Fiber is relatable to every person. We wear clothes, we draw comfort from blankets, we are so aware of textures on our skin. Across centuries and generations, it complements a deeply human experience.
Any places to eat or things to do that you can share with our readers? If they have a friend visiting town, what are some spots they could take them to?
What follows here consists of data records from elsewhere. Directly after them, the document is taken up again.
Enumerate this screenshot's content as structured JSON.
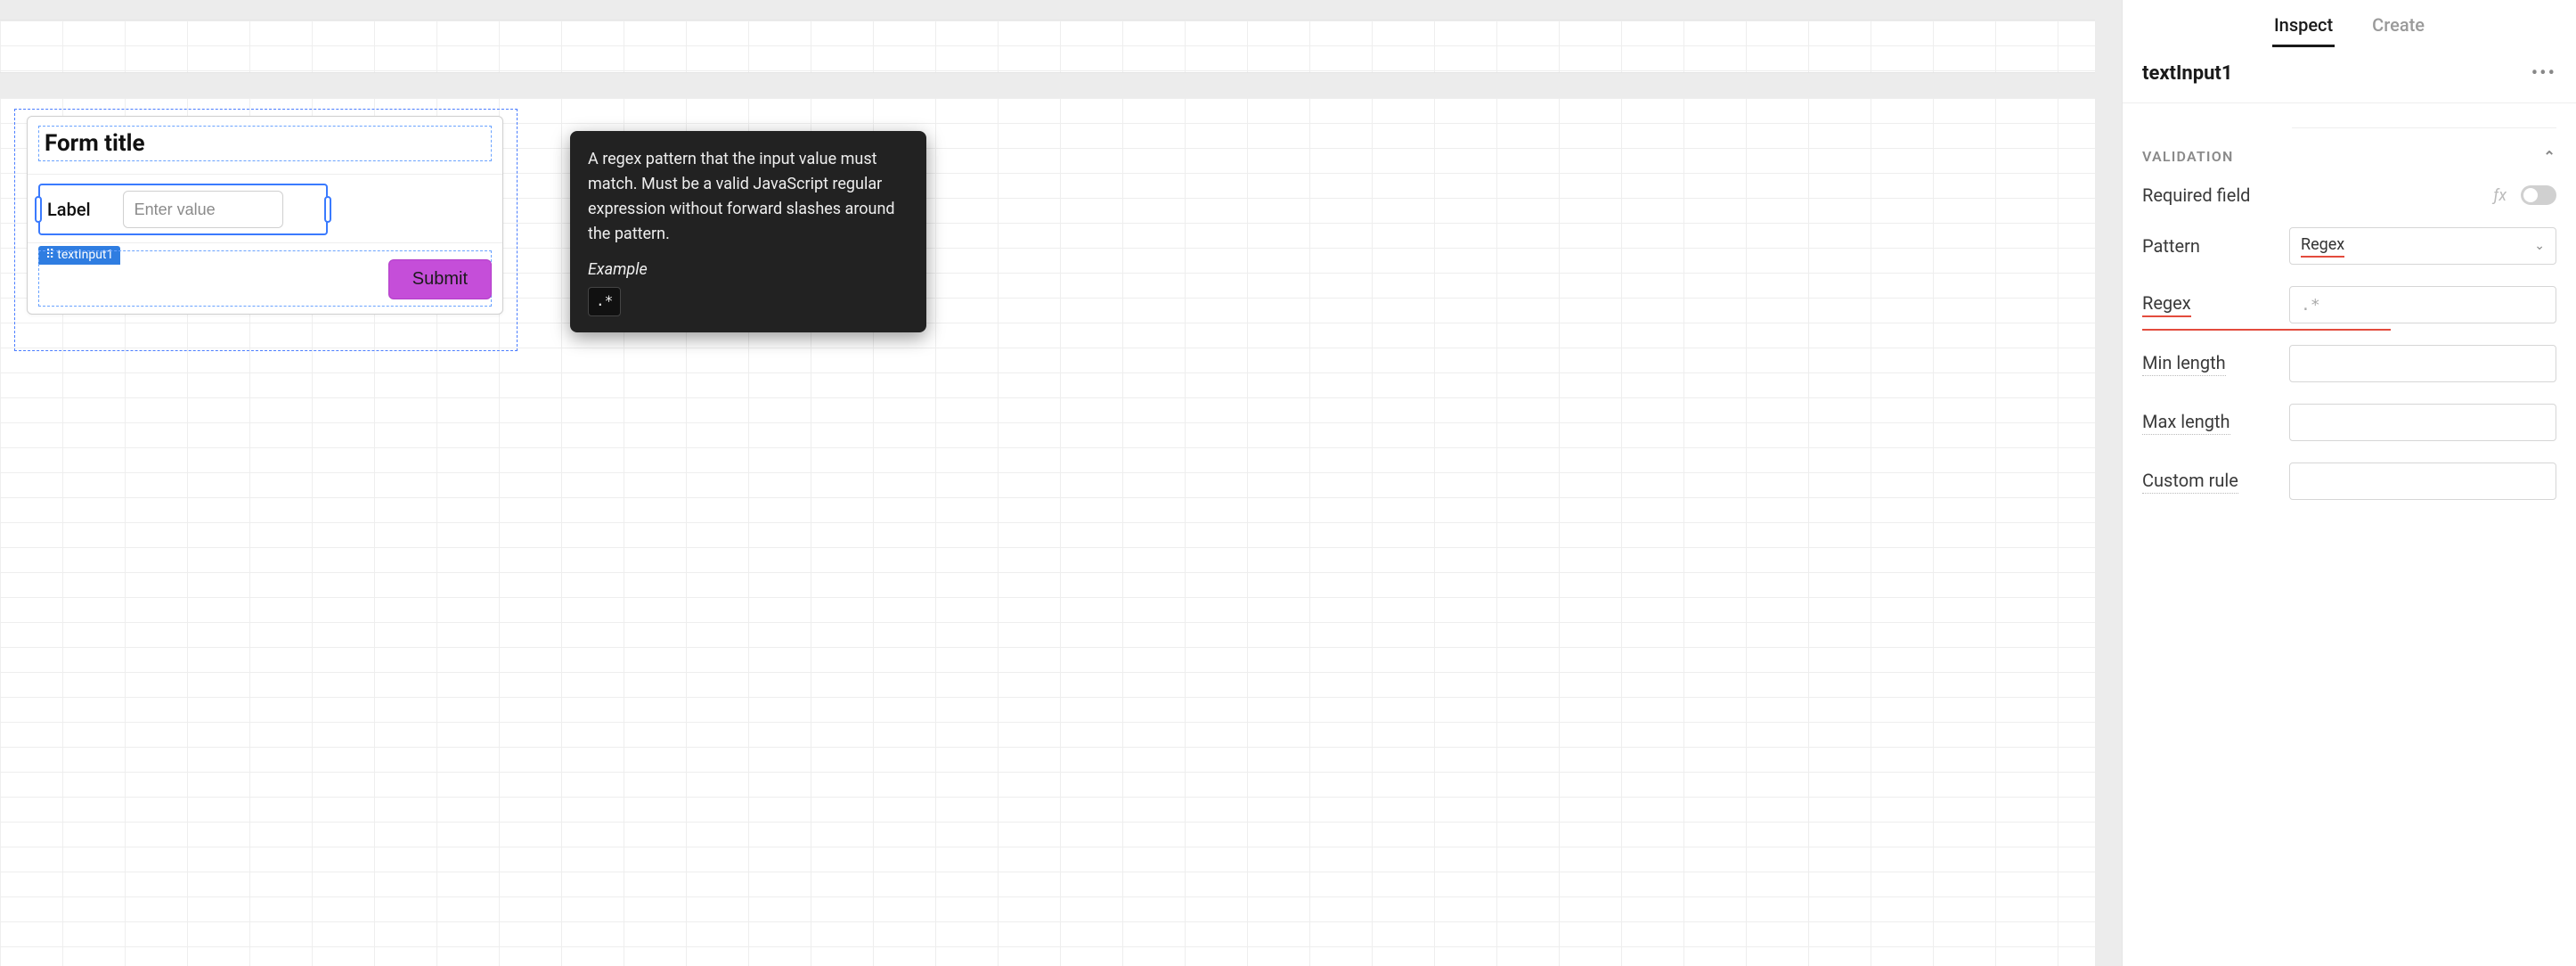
{
  "canvas": {
    "form": {
      "title": "Form title",
      "input": {
        "label": "Label",
        "placeholder": "Enter value",
        "component_tag": "textInput1"
      },
      "submit_label": "Submit"
    }
  },
  "tooltip": {
    "body": "A regex pattern that the input value must match. Must be a valid JavaScript regular expression without forward slashes around the pattern.",
    "example_label": "Example",
    "example_value": ".*"
  },
  "inspector": {
    "tabs": {
      "inspect": "Inspect",
      "create": "Create"
    },
    "component_name": "textInput1",
    "section": {
      "title": "VALIDATION",
      "rows": {
        "required_field": "Required field",
        "pattern": "Pattern",
        "pattern_value": "Regex",
        "regex": "Regex",
        "regex_placeholder": ".*",
        "min_length": "Min length",
        "max_length": "Max length",
        "custom_rule": "Custom rule"
      }
    },
    "fx_label": "ƒx"
  }
}
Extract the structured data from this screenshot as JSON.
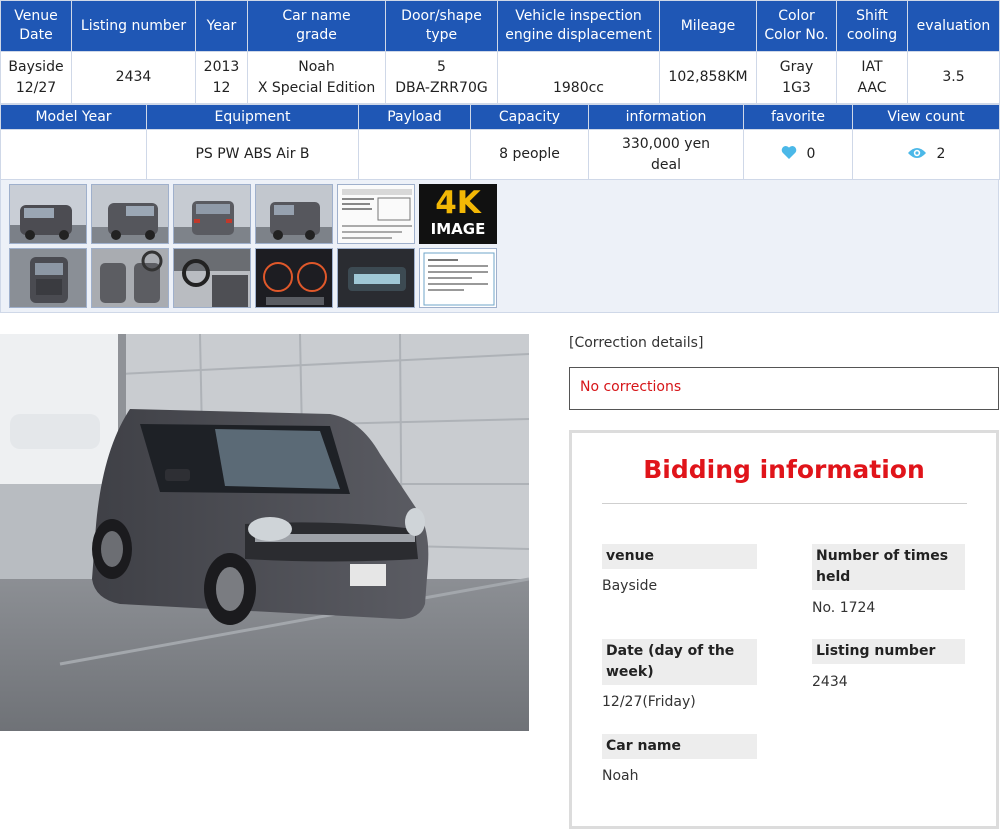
{
  "spec_table_1": {
    "headers": [
      [
        "Venue",
        "Date"
      ],
      [
        "Listing number"
      ],
      [
        "Year"
      ],
      [
        "Car name",
        "grade"
      ],
      [
        "Door/shape",
        "type"
      ],
      [
        "Vehicle inspection",
        "engine displacement"
      ],
      [
        "Mileage"
      ],
      [
        "Color",
        "Color No."
      ],
      [
        "Shift",
        "cooling"
      ],
      [
        "evaluation"
      ]
    ],
    "values": [
      [
        "Bayside",
        "12/27"
      ],
      [
        "2434"
      ],
      [
        "2013",
        "12"
      ],
      [
        "Noah",
        "X Special Edition"
      ],
      [
        "5",
        "DBA-ZRR70G"
      ],
      [
        "",
        "1980cc"
      ],
      [
        "102,858KM"
      ],
      [
        "Gray",
        "1G3"
      ],
      [
        "IAT",
        "AAC"
      ],
      [
        "3.5"
      ]
    ]
  },
  "spec_table_2": {
    "headers": [
      "Model Year",
      "Equipment",
      "Payload",
      "Capacity",
      "information",
      "favorite",
      "View count"
    ],
    "values": {
      "model_year": "",
      "equipment": "PS PW ABS Air B",
      "payload": "",
      "capacity": "8 people",
      "information": [
        "330,000 yen",
        "deal"
      ],
      "favorite_count": "0",
      "view_count": "2"
    }
  },
  "thumbnails": [
    "front-left-exterior",
    "front-right-exterior",
    "rear-exterior",
    "rear-left-exterior",
    "auction-sheet",
    "4k-image",
    "rear-top-view",
    "front-seats-interior",
    "dashboard-interior",
    "instrument-cluster",
    "odometer-display",
    "inspection-document"
  ],
  "badge_4k": {
    "line1": "4K",
    "line2": "IMAGE"
  },
  "correction": {
    "label": "[Correction details]",
    "text": "No corrections"
  },
  "bidding": {
    "title": "Bidding information",
    "fields": {
      "venue_label": "venue",
      "venue_value": "Bayside",
      "held_label": "Number of times held",
      "held_value": "No. 1724",
      "date_label": "Date (day of the week)",
      "date_value": "12/27(Friday)",
      "listing_label": "Listing number",
      "listing_value": "2434",
      "carname_label": "Car name",
      "carname_value": "Noah"
    }
  },
  "colors": {
    "header_blue": "#1f57b5",
    "heart_blue": "#4bb8e8",
    "alert_red": "#e0141a"
  }
}
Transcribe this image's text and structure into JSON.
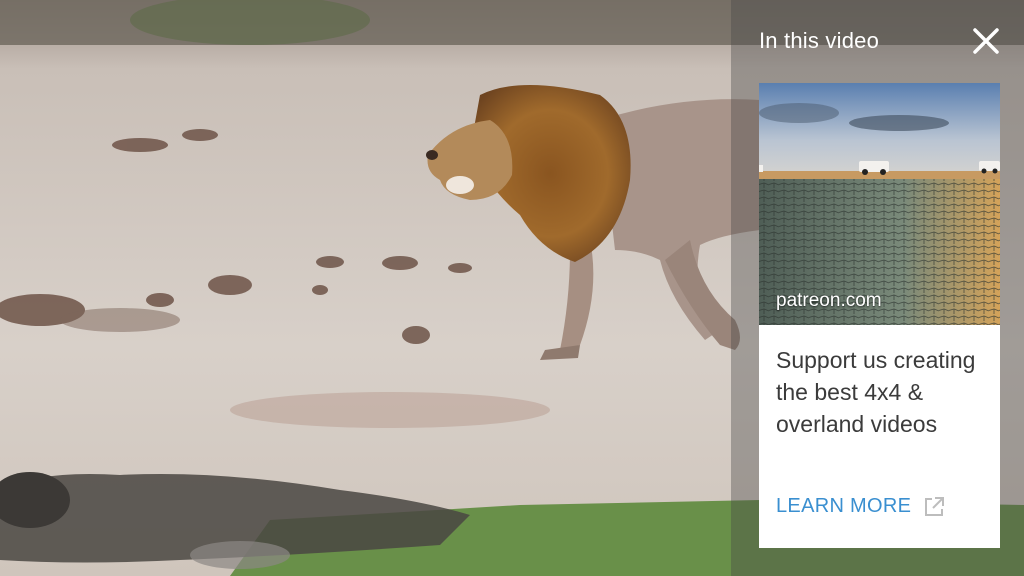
{
  "panel": {
    "title": "In this video",
    "close_icon": "close-icon"
  },
  "card": {
    "domain": "patreon.com",
    "headline": "Support us creating the best 4x4 & overland videos",
    "cta_label": "LEARN MORE",
    "cta_icon": "external-link-icon"
  },
  "colors": {
    "cta": "#3a8fd0",
    "headline": "#3b3b3b",
    "panel_overlay": "rgba(70,70,70,0.38)"
  }
}
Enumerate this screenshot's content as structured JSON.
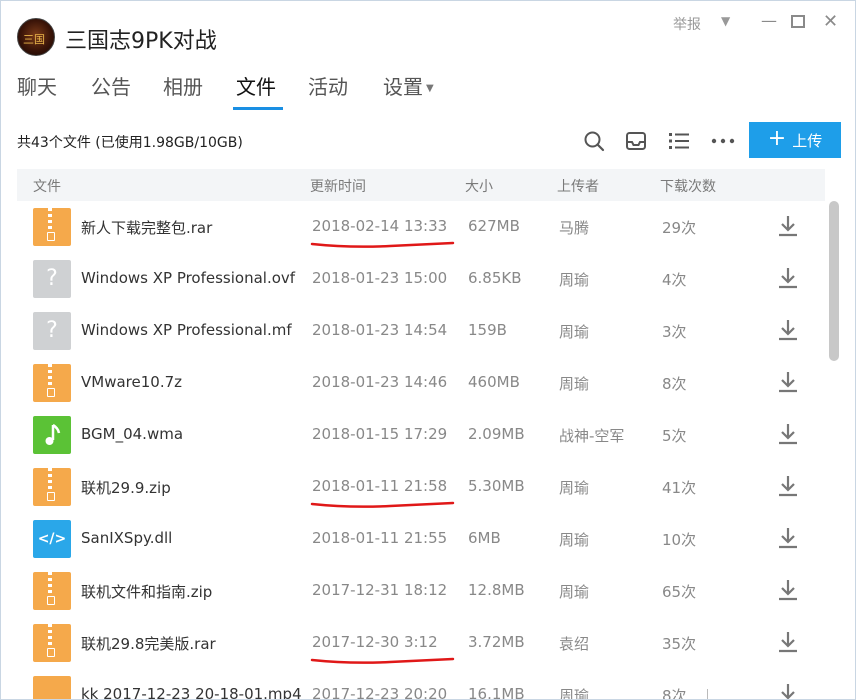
{
  "window": {
    "title": "三国志9PK对战",
    "report_label": "举报"
  },
  "tabs": [
    {
      "label": "聊天"
    },
    {
      "label": "公告"
    },
    {
      "label": "相册"
    },
    {
      "label": "文件"
    },
    {
      "label": "活动"
    },
    {
      "label": "设置"
    }
  ],
  "active_tab": "文件",
  "toolbar": {
    "file_count_text": "共43个文件 (已使用1.98GB/10GB)",
    "upload_label": "上传"
  },
  "table": {
    "headers": {
      "name": "文件",
      "updated": "更新时间",
      "size": "大小",
      "uploader": "上传者",
      "downloads": "下载次数"
    },
    "rows": [
      {
        "name": "新人下载完整包.rar",
        "icon": "zip-file-icon",
        "updated": "2018-02-14 13:33",
        "size": "627MB",
        "uploader": "马腾",
        "downloads": "29次",
        "highlighted": true
      },
      {
        "name": "Windows XP Professional.ovf",
        "icon": "unknown-file-icon",
        "updated": "2018-01-23 15:00",
        "size": "6.85KB",
        "uploader": "周瑜",
        "downloads": "4次",
        "highlighted": false
      },
      {
        "name": "Windows XP Professional.mf",
        "icon": "unknown-file-icon",
        "updated": "2018-01-23 14:54",
        "size": "159B",
        "uploader": "周瑜",
        "downloads": "3次",
        "highlighted": false
      },
      {
        "name": "VMware10.7z",
        "icon": "zip-file-icon",
        "updated": "2018-01-23 14:46",
        "size": "460MB",
        "uploader": "周瑜",
        "downloads": "8次",
        "highlighted": false
      },
      {
        "name": "BGM_04.wma",
        "icon": "audio-file-icon",
        "updated": "2018-01-15 17:29",
        "size": "2.09MB",
        "uploader": "战神-空军",
        "downloads": "5次",
        "highlighted": false
      },
      {
        "name": "联机29.9.zip",
        "icon": "zip-file-icon",
        "updated": "2018-01-11 21:58",
        "size": "5.30MB",
        "uploader": "周瑜",
        "downloads": "41次",
        "highlighted": true
      },
      {
        "name": "SanIXSpy.dll",
        "icon": "code-file-icon",
        "updated": "2018-01-11 21:55",
        "size": "6MB",
        "uploader": "周瑜",
        "downloads": "10次",
        "highlighted": false
      },
      {
        "name": "联机文件和指南.zip",
        "icon": "zip-file-icon",
        "updated": "2017-12-31 18:12",
        "size": "12.8MB",
        "uploader": "周瑜",
        "downloads": "65次",
        "highlighted": false
      },
      {
        "name": "联机29.8完美版.rar",
        "icon": "zip-file-icon",
        "updated": "2017-12-30 3:12",
        "size": "3.72MB",
        "uploader": "袁绍",
        "downloads": "35次",
        "highlighted": true
      },
      {
        "name": "kk 2017-12-23 20-18-01.mp4",
        "icon": "video-file-icon",
        "updated": "2017-12-23 20:20",
        "size": "16.1MB",
        "uploader": "周瑜",
        "downloads": "8次",
        "highlighted": false
      }
    ]
  },
  "colors": {
    "accent": "#1e9ee9",
    "tab_underline": "#1a8fe3",
    "annotation_red": "#e01818",
    "zip_icon": "#f5a94b",
    "audio_icon": "#5bc236",
    "code_icon": "#2aa7e9"
  }
}
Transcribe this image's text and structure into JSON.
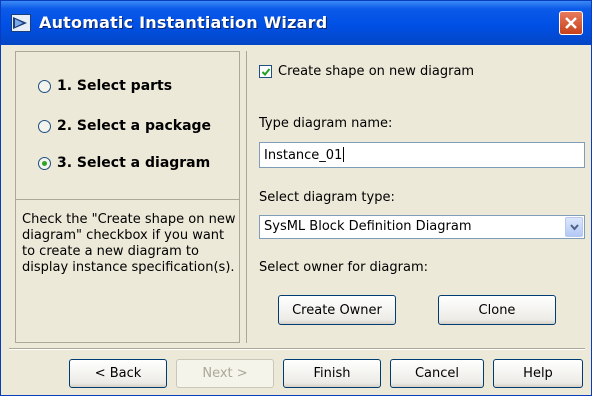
{
  "window": {
    "title": "Automatic Instantiation Wizard",
    "icon": "wizard-icon",
    "close_icon": "close-icon",
    "accent": "#0050e6",
    "close_color": "#c8401b"
  },
  "steps": [
    {
      "label": "1. Select parts",
      "selected": false
    },
    {
      "label": "2. Select a package",
      "selected": false
    },
    {
      "label": "3. Select a diagram",
      "selected": true
    }
  ],
  "help_text": "Check the \"Create shape on new diagram\" checkbox if you want to create a new diagram to display instance specification(s).",
  "form": {
    "create_shape_label": "Create shape on new diagram",
    "create_shape_checked": true,
    "diagram_name_label": "Type diagram name:",
    "diagram_name_value": "Instance_01",
    "diagram_type_label": "Select diagram type:",
    "diagram_type_value": "SysML Block Definition Diagram",
    "owner_label": "Select owner for diagram:",
    "create_owner_button": "Create Owner",
    "clone_button": "Clone"
  },
  "buttons": {
    "back": "< Back",
    "next": "Next >",
    "finish": "Finish",
    "cancel": "Cancel",
    "help": "Help"
  }
}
I live in Boise, Idaho and I LOVE it. There’s always something to do – you can be downtown at a fun restaurant or bar and take a 15 minute drive and be hiking in the foothills. Boise has an amazing downtown. It’s hard to pick a favorite restaurant – I think probably the Wylder for outside dining (think amazing sourdough pizzas and salads) and Red Feather for inside (it’s the perfect amount of moody and if you thought the salads at Wylder were good, just wait until you try them at Red Feather). But I think my favorite place is at the top of Wild Phlox trail, looking out over the city. You can turn around and see nothing but hills and sage brush. It’s the perfect combination of appreciation of people and community and natural splendor.
Shoutout is all about shouting out others who you feel deserve additional recognition and exposure. Who would you like to shoutout?
My family! I moved often as a child and young adult and so my community was always my family. They were my constant. They are still the people I rely on most in this world. My mom taught me how to sew, to quilt, embroider, and crochet. My dad taught me how to fix things that are broken. My brother taught me responsibility. My sister taught me how to believe in myself.